Joanna Januszkiewicz: Wymiana kadrowa w kancelariach nasila się i jest to zjawisko widoczne. Co istotne, rozstania rzadko wynikają z inicjatywy pracodawców. Kancelarie chcą inwestować w swoich pracowników poprzez szkolenia, uczestnictwo w konferencjach czy kursach językowych. Z ich punktu widzenia wymiany kadrowe są więc nieopłacalne.

Nasilenie ruchu wymiany kadrowej jest w dużej mierze wynikiem przemiany pokoleniowej na rynku pracy. O ile reprezentanci pokolenia X są stabilni zawodowo i w swoisty sposób lojalni wobec obecnego pracodawcy, to przedstawiciele młodszych generacji Y oraz Z stale poszukują nowych możliwości rozwoju. W poszukiwaniach są jednak bardzo ostrożni. Rzadko decydują się na odejście z pracy, by mieć swobodny czas na znalezienie nowego miejsca. Zmiana pracodawcy to zwykle płynne przejście z kancelarii A do kancelarii B. Sprzyja temu efektywność pracowniczych grup na portalach społecznościowych. Aby wziąć udział w procesie wystarczy wciśnięcie  guzika „aplikuj”. Pracodawcy są zatem najczęściej stawiani przed faktem dokonanym.

„Rynek Prawniczy”: Kancelarie zmieniają dziś częściej niż kiedyś nie tylko młodsi prawnicy, ale także ci z górnej warstwy hierarchii, starsi prawnicy, a także partnerzy. Ci młodsi mogą być kuszeni awansem, a co zachęca partnerów?

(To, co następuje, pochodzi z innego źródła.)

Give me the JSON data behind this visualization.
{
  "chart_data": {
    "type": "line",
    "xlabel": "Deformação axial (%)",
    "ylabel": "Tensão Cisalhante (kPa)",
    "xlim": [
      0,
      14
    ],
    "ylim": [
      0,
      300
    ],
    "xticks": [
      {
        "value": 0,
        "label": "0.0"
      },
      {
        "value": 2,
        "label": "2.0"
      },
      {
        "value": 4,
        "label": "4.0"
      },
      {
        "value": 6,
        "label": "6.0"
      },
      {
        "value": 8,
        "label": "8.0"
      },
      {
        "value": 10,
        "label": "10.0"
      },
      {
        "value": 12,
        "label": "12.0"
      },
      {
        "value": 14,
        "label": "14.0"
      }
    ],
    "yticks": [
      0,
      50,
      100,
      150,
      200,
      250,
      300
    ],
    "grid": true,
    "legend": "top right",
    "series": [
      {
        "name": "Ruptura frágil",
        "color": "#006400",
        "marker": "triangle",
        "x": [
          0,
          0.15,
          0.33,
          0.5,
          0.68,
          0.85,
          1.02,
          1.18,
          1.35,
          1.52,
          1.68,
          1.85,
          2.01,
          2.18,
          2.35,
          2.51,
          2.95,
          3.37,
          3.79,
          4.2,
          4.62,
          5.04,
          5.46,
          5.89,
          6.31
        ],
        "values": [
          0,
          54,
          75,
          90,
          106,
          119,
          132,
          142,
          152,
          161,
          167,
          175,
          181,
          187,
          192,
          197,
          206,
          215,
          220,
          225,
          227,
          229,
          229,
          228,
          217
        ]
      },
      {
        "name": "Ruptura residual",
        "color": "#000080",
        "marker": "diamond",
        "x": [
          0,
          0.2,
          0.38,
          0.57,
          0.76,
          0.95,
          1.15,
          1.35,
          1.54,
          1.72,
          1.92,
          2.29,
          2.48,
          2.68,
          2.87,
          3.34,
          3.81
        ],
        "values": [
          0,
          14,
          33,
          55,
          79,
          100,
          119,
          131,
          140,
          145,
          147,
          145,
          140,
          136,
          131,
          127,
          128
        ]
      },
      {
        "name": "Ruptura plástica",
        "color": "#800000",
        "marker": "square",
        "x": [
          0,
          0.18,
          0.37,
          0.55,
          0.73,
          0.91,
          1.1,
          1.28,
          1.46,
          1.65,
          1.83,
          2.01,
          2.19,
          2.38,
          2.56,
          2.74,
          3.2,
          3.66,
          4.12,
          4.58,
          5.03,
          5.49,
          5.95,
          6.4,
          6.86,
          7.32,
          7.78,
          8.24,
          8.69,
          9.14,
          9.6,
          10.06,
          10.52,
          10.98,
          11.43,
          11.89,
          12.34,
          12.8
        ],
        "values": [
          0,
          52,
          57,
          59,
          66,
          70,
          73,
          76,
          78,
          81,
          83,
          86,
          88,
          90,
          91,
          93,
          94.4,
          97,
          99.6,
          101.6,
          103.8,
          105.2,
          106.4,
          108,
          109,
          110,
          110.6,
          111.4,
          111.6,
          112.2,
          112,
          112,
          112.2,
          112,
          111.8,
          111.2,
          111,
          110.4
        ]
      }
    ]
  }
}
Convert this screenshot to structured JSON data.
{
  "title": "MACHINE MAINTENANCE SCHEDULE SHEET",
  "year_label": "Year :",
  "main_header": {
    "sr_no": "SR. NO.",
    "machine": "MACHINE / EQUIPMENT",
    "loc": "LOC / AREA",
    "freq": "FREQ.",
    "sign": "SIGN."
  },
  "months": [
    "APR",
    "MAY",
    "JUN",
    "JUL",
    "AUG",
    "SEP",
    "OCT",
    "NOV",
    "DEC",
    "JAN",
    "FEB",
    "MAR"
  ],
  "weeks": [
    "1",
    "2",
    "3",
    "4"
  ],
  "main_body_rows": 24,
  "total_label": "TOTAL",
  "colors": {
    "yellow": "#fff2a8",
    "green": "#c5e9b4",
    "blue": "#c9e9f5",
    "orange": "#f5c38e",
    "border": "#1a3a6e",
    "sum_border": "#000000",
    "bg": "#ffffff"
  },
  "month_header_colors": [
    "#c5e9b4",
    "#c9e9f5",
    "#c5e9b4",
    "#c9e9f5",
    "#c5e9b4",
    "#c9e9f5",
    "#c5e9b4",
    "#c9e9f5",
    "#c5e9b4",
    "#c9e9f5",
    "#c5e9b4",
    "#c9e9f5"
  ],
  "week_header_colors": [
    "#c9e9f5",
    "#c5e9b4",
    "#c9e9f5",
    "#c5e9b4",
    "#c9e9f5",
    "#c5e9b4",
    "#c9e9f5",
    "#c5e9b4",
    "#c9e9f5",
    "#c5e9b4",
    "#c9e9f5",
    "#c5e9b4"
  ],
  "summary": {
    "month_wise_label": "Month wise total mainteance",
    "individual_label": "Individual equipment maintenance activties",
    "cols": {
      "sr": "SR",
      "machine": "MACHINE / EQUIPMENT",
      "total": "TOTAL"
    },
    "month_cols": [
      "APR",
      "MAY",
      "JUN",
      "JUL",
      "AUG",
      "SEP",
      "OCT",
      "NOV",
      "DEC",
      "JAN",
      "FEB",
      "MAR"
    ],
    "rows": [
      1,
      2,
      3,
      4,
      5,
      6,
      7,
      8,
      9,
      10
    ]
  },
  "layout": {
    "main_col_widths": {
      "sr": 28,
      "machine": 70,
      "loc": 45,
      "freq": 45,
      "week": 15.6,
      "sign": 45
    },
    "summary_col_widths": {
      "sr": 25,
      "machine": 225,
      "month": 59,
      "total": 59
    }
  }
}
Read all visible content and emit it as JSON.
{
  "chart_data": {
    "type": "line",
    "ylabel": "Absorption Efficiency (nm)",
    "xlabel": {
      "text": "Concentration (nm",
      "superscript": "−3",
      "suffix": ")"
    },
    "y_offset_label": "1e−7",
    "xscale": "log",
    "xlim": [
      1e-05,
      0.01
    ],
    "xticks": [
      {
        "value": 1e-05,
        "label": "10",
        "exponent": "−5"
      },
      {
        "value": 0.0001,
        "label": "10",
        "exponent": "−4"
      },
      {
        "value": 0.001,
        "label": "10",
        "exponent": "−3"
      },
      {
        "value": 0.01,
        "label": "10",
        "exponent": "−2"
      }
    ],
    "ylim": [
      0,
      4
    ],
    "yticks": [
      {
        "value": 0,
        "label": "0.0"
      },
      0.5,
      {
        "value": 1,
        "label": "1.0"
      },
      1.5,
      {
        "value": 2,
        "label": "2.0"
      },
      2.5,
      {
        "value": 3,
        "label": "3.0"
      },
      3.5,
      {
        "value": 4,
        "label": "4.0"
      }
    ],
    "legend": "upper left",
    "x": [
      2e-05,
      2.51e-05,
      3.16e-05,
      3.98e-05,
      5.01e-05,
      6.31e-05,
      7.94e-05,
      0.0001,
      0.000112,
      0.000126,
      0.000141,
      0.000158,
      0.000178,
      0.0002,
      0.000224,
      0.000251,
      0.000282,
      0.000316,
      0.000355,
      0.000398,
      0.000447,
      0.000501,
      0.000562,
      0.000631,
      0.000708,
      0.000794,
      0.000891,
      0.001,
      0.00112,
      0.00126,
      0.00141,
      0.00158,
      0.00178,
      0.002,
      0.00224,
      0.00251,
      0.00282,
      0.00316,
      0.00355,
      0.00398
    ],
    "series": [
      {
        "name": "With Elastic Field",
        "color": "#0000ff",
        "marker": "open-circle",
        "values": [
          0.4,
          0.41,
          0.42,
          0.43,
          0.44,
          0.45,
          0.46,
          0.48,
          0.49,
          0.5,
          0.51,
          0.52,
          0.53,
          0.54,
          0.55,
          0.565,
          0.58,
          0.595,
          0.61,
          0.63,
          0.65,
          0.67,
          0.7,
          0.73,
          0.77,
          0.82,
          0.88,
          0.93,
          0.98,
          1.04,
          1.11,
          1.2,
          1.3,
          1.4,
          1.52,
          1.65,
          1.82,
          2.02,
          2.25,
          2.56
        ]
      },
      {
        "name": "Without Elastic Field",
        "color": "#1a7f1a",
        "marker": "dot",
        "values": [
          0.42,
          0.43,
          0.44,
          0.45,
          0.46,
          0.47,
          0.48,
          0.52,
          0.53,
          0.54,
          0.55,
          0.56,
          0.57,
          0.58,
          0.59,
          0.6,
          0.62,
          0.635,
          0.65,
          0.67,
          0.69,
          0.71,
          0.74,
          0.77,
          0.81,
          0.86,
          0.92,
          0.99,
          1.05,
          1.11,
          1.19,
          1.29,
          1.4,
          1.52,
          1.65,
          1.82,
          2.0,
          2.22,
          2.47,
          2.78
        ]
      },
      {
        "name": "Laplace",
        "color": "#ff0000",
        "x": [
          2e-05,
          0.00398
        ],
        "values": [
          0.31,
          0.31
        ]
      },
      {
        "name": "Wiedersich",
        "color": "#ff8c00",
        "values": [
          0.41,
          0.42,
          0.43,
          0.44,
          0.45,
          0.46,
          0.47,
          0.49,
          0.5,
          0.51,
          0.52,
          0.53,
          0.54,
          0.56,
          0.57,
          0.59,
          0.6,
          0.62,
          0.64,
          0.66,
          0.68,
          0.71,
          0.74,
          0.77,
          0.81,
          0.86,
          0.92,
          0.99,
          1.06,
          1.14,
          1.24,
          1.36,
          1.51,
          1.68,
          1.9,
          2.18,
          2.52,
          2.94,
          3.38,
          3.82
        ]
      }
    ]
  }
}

Joanna Januszkiewicz: Zazwyczaj organizacja pracy w konkretnym miejscu. Część struktur jest sztywno stypizowana w konkretnym modelu drabiny korporacyjnej i ciężko jest zmienić taki styl zarządzania. W tej sytuacji niektórzy akceptują status quo, a inni poszukują nowych możliwości. Rotacja partnerów często wiąże się z przejściami całych zespołów. Partner niczym dobry pasterz dba o swoją trzódkę i przenosząc się,  w miarę możliwości zabiera ją ze sobą, względnie otacza ją opieką tudzież silną rekomendacją i stara się oddać swoich dotychczasowych podwładnych „w dobre ręce”.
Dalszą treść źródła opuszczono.